N. 10750/2024 REG.RIC.
REPUBBLICA ITALIANA
IN NOME DEL POPOLO ITALIANO
Il Tribunale Amministrativo Regionale per il Lazio
(Sezione Prima)
ha pronunciato la presente
SENTENZA
sul ricorso numero di registro generale 10750 del 2024, integrato da motivi aggiunti, proposto da
-OMISSIS-, rappresentato e difeso dall’avv. Giampaolo Bacicchi, con domicilio digitale come da PEC da Registri di Giustizia;
contro
Consiglio superiore della magistratura, in persona del legale rappresentante pro tempore , rappresentato e difeso dall’Avvocatura generale dello Stato, domiciliataria ex lege in Roma, via dei Portoghesi, n. 12;
Ministero della giustizia, non costituito in giudizio;
per l’annullamento
per quanto riguarda il ricorso introduttivo :
- della delibera 23 luglio 2024 prot. -OMISSIS-, anche in parte qua , notificata il 2 agosto 2024, avente a oggetto il giudizio negativo del ricorrente per il conseguimento della quarta valutazione di professionalità, con la conseguente sua dispensa dal servizio;
- di tutti gli altri atti, connessi, presupposti e conseguenti, ancorché incogniti, ivi compresi, i pareri negativi resi dal Consiglio giudiziario presso la Corte d’appello di Catanzaro del 2 dicembre 2021 e di Firenze del 3 marzo 2022;
per quanto riguarda i motivi aggiunti presentati il 31 gennaio 2025 :
- del decreto del Ministro della giustizia 10 settembre 2024 (e notificato in data 18 dicembre 2024) con cui è stata disposta dal Ministro della giustizia la dispensa dal servizio del Dott. -OMISSIS-;
Visti il ricorso, i motivi aggiunti e i relativi allegati;
Visto l’atto di costituzione in giudizio del Consiglio superiore della magistratura;
Visti tutti gli atti della causa;
Relatore nell’udienza pubblica del giorno 12 novembre 2025 il dott. IA IG e uditi per le parti i difensori come specificato nel verbale;
Ritenuto in fatto e considerato in diritto quanto segue.
FATTO e DIRITTO
1. Il ricorrente, già magistrato ordinario, impugnava, con il ricorso introduttivo, la delibera del Consiglio superiore della magistratura (CS) con il quale veniva espresso il giudizio negativo circa il superamento della quarta valutazione di professionalità ai sensi dell’art. 11, comma 13 d.lgs. 5 aprile 2006, n. 160, sancendo cosí la dispensa dal servizio.

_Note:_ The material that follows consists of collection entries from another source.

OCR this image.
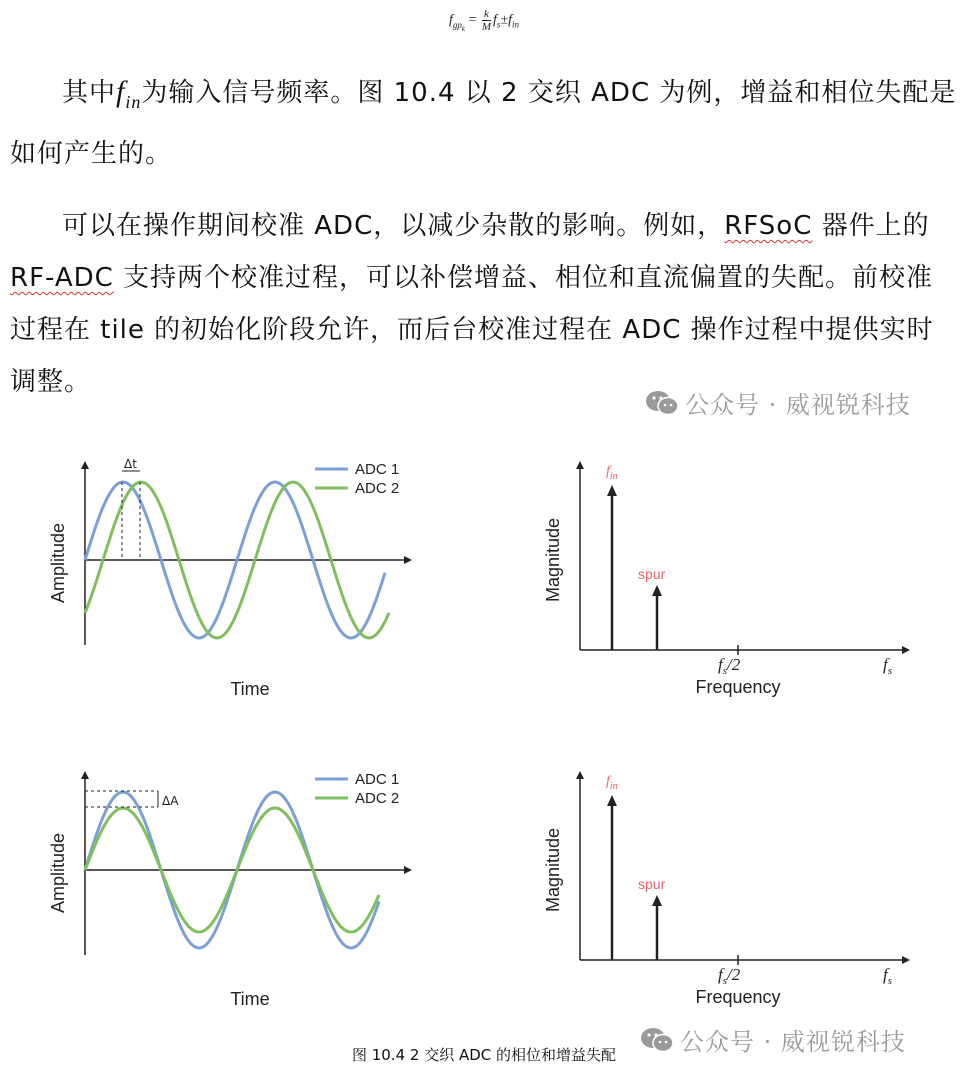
$f_{gp_k} = \frac{k}{M} f_s\pm f_{in}$
其中$f_{in}$为输入信号频率。图 10.4 以 2 交织 ADC 为例，增益和相位失配是如何产生的。
可以在操作期间校准 ADC，以减少杂散的影响。例如，RFSoC 器件上的 RF-ADC 支持两个校准过程，可以补偿增益、相位和直流偏置的失配。前校准过程在 tile 的初始化阶段允许，而后台校准过程在 ADC 操作过程中提供实时调整。
公众号 · 威视锐科技
公众号 · 威视锐科技
Δt	ADC 1
ADC 2
Time
Amplitude
$f_{in}$
spur
$f_s/2$	$f_s$
Frequency
Magnitude
ΔA
ADC 1
ADC 2
Time
Amplitude
$f_{in}$
spur
$f_s/2$	$f_s$
Frequency
Magnitude
图 10.4 2 交织 ADC 的相位和增益失配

2. Si costituiva in resistenza il CS.
3. Con successivo atto di motivi aggiunti veniva gravato il d.m. 10 settembre 2024 col quale veniva decretata la dispensa dal servizio del ricorrente.
4. Parte resistente depositava documenti e memorie (cui replicava con altra memoria l’esponente) in vista della pubblica udienza del 12 novembre 2025, all’esito della quale il Collegio tratteneva la causa per la decisione di merito.
5. Prima di affrontare lo scrutinio dei due atti di gravame, appare opportuno esporre compiutamente la vicenda fattuale sottostante le decisioni impugnate.
6. Come detto, il ricorrente è un ex magistrato ordinario che, per il quadriennio dall’11 aprile 2007 all’11 aprile 2011, avrebbe dovuto conseguire la quarta valutazione di professionalità: dopo l’acquisizione dei pareri dei consigli giudiziari competenti, il CS formulava giudizio negativo ai sensi dell’art. 11, comma 9 d.lgs. 160/2006. Tale decisione veniva impugnata dinanzi a questo Tribunale che accoglieva il ricorso (v. Tar Lazio, sez. I, 16 giugno 2020 n. 6613): conseguentemente, l’organo di autogoverno si ripronunciava confermando, con diversa e piú corposa motivazione, il giudizio negativo. Anche avverso quest’ultimo provvedimento l’odierno esponente proponeva ricorso: l’impugnazione, nondimeno, si concludeva con sentenza di estinzione del giudizio, per rinuncia della parte ricorrente accettata dalle controparti (v. Tar Lazio, sez. I, 8 aprile 2024, n. 6760).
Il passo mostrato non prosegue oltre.